In Ägypten seien derzeit weder die Muslimbruderschaft noch das Militär zu Gesprächen miteinander bereit. Der Dialog müsse aber wiederaufgenommen werden. Daran sollten Arabische Liga, EU und USA mit vereinten Kräften arbeiten, fordert der CDU-Europaparlamentarier Elmar Brok.

Elmar Brok im Gespräch mit Jürgen Zurheide | 17.08.2013
    Jürgen Zurheide: Das ägyptische Militär scheint in diesen Minuten die Moschee zu stürmen möglicherweise, da werden wir nachher noch nähere Informationen bekommen, das zeigt, die Lage im Land eskaliert weiter – es hat gestern Tote und viele Verletzte gegeben. Was kann, was muss, was soll die Reaktion des Westens sein? Darüber wollen wir reden, und ich begrüße dazu Elmar Brok, den Vorsitzenden des Ausschusses für auswärtige Angelegenheiten des Europäischen Parlamentes. Zunächst einmal guten Morgen, Herr Brok!

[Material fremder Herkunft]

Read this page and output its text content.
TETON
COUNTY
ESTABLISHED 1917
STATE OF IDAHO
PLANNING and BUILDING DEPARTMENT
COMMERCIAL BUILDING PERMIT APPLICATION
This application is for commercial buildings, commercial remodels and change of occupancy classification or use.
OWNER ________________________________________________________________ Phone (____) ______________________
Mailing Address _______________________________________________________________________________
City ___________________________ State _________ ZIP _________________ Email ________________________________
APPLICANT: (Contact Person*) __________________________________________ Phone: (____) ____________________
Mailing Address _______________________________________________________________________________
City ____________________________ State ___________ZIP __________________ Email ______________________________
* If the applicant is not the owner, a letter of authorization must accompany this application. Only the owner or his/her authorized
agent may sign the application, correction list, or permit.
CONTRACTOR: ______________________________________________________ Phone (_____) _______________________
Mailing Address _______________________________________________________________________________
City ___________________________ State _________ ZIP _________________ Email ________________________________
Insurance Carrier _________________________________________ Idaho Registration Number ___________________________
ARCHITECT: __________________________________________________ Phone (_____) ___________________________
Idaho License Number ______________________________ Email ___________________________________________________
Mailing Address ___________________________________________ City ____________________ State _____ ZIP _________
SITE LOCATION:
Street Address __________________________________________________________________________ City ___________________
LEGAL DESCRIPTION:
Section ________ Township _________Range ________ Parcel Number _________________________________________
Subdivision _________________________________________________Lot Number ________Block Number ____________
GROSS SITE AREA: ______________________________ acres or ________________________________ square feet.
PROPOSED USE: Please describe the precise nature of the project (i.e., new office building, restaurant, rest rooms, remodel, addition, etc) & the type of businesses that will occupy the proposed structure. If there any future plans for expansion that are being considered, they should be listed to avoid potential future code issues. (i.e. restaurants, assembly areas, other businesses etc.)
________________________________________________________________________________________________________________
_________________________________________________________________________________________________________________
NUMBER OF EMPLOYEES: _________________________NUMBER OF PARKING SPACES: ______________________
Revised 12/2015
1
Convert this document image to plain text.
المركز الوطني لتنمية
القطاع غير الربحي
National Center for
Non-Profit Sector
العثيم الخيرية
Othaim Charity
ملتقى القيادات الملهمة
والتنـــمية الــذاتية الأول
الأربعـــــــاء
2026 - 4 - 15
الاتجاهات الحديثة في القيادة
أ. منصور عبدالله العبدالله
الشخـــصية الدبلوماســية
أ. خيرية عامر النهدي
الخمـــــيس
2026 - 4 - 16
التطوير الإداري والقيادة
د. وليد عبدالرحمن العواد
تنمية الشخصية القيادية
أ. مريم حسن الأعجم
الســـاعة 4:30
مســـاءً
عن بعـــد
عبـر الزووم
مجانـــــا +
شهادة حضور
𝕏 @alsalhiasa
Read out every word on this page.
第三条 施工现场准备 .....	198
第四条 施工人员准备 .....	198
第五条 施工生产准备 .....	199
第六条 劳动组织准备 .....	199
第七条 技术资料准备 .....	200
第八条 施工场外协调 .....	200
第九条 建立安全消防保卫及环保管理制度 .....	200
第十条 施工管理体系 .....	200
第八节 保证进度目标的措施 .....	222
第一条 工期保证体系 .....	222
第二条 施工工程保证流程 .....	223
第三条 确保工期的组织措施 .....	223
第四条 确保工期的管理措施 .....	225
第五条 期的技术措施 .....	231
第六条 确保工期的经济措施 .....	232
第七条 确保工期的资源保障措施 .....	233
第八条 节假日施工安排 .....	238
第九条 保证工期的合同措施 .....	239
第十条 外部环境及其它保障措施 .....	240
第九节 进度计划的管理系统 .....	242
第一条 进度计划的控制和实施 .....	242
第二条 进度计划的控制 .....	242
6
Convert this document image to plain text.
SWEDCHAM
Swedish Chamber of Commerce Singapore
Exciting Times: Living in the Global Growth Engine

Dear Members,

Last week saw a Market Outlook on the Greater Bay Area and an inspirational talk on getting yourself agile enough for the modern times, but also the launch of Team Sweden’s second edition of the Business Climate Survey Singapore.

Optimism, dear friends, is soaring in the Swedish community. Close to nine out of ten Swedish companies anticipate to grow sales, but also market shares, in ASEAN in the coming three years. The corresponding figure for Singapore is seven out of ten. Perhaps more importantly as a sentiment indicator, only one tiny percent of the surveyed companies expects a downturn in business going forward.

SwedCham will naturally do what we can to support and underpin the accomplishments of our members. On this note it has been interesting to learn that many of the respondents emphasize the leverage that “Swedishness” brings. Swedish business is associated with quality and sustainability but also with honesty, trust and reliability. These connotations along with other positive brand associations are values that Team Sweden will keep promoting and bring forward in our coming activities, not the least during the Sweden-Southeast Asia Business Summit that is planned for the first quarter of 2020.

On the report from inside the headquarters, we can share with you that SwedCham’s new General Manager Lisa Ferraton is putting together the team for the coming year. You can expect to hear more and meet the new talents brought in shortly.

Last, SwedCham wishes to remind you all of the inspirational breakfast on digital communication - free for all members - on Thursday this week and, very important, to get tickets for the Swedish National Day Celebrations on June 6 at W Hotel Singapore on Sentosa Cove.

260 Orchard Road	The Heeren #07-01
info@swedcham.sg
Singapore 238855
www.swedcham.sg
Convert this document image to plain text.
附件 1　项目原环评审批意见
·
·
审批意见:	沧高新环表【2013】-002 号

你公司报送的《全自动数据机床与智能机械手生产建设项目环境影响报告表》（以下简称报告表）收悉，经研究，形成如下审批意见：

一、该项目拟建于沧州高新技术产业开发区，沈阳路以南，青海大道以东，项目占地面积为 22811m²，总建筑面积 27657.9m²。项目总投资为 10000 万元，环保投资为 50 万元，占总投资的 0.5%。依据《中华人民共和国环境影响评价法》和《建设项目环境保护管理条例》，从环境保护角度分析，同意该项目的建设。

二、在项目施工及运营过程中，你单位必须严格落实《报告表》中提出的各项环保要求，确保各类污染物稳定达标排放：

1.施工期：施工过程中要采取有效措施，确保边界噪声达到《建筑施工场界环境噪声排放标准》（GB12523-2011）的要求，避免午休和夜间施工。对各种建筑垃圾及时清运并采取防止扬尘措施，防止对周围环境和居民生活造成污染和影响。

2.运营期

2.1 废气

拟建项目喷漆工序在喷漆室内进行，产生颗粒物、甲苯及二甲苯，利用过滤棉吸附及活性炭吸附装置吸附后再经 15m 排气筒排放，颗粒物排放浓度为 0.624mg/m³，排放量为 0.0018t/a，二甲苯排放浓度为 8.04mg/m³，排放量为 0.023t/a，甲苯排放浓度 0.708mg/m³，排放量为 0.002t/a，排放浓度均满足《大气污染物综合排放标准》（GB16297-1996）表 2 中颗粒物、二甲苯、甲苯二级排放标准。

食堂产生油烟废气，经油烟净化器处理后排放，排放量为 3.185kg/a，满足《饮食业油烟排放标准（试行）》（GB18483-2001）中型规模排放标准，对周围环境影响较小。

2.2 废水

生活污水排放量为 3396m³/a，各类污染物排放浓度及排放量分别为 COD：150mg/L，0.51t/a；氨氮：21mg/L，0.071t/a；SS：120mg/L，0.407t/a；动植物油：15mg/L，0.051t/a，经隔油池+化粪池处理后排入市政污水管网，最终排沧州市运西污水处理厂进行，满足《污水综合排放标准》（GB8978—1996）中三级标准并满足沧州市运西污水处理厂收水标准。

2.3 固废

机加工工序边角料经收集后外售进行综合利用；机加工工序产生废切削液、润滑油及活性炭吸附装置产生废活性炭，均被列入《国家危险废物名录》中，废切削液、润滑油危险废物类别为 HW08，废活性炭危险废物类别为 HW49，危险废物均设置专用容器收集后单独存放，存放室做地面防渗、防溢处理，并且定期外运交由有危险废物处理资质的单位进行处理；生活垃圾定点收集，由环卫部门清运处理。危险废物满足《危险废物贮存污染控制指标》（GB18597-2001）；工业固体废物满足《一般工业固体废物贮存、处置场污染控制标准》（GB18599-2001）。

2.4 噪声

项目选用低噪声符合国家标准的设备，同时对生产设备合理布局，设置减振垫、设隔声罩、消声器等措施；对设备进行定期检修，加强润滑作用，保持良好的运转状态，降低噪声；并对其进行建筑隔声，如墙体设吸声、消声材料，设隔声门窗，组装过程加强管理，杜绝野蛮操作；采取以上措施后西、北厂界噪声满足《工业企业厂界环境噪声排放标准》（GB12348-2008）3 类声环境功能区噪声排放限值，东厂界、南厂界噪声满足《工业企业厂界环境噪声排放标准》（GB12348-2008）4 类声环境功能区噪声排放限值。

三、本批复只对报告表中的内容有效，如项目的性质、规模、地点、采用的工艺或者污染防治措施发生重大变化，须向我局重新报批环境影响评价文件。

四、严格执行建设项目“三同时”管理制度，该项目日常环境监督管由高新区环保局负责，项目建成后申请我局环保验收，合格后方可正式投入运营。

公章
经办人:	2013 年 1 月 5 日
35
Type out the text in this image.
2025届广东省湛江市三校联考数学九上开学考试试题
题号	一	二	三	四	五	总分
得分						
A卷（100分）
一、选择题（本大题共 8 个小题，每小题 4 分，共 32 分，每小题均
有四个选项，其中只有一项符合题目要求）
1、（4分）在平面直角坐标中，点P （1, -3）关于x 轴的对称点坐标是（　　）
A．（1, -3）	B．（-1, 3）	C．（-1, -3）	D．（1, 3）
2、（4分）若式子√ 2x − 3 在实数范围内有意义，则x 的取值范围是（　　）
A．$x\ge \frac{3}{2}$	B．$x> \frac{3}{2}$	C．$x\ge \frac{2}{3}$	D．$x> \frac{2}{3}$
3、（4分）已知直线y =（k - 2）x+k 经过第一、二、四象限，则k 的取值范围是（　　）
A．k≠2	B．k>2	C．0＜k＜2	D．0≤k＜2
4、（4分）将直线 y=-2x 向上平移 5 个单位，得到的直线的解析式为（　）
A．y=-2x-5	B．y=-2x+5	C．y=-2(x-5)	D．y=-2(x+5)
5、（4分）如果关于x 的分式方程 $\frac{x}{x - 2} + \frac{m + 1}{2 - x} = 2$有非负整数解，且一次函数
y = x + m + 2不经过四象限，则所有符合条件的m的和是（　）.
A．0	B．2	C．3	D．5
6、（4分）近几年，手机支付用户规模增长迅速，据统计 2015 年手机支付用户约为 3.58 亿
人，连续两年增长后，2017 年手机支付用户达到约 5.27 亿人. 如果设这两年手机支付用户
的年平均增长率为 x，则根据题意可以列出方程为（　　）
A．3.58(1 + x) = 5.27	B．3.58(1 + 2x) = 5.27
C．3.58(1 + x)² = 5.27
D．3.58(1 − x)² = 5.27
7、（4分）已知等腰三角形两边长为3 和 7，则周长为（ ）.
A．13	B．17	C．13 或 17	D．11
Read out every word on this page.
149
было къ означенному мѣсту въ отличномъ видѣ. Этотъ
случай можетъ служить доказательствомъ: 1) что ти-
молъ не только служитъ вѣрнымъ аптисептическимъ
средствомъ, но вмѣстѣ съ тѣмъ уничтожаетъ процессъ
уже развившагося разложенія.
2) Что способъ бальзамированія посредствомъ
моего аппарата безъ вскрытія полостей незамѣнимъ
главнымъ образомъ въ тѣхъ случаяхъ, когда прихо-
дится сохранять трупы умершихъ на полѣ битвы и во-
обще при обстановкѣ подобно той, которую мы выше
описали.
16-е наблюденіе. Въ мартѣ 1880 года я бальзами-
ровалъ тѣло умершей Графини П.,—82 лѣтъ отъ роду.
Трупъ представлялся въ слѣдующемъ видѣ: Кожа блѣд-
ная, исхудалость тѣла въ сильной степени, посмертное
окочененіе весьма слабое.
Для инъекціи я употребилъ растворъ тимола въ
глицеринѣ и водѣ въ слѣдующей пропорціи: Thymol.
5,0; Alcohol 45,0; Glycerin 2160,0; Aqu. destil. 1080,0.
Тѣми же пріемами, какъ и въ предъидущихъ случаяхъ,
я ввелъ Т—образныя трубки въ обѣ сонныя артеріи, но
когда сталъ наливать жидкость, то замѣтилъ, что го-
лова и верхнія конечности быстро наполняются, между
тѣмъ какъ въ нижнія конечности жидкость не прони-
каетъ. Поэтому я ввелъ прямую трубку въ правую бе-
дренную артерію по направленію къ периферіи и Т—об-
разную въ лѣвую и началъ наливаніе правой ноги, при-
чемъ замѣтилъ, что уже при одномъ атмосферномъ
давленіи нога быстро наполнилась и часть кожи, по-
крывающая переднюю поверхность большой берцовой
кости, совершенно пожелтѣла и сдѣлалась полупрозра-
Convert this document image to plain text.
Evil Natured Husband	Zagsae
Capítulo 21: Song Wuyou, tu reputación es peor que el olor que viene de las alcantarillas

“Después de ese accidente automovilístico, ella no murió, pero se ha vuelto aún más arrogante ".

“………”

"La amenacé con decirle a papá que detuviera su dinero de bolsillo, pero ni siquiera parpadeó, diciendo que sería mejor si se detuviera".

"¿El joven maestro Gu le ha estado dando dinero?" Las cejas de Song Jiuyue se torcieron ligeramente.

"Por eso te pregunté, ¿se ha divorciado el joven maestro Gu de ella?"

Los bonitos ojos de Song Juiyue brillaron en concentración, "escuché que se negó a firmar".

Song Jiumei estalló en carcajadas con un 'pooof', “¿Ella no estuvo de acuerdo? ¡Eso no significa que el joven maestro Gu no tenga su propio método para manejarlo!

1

    Elmar Brok: Guten Morgen, Herr Zurheide!

    Zurheide: Herr Brok, mal eine Frage vorweg: Als Außenpolitiker steht man ja häufig da, möchte eingreifen, hat aber wenig Möglichkeiten. Ist das auch wieder so eine Situation, wo man eigentlich sagt, ich fühle mich ganz schön hilflos? Wie oft denken Sie so, wenn Sie zum Beispiel Bilder aus Ägypten sehen?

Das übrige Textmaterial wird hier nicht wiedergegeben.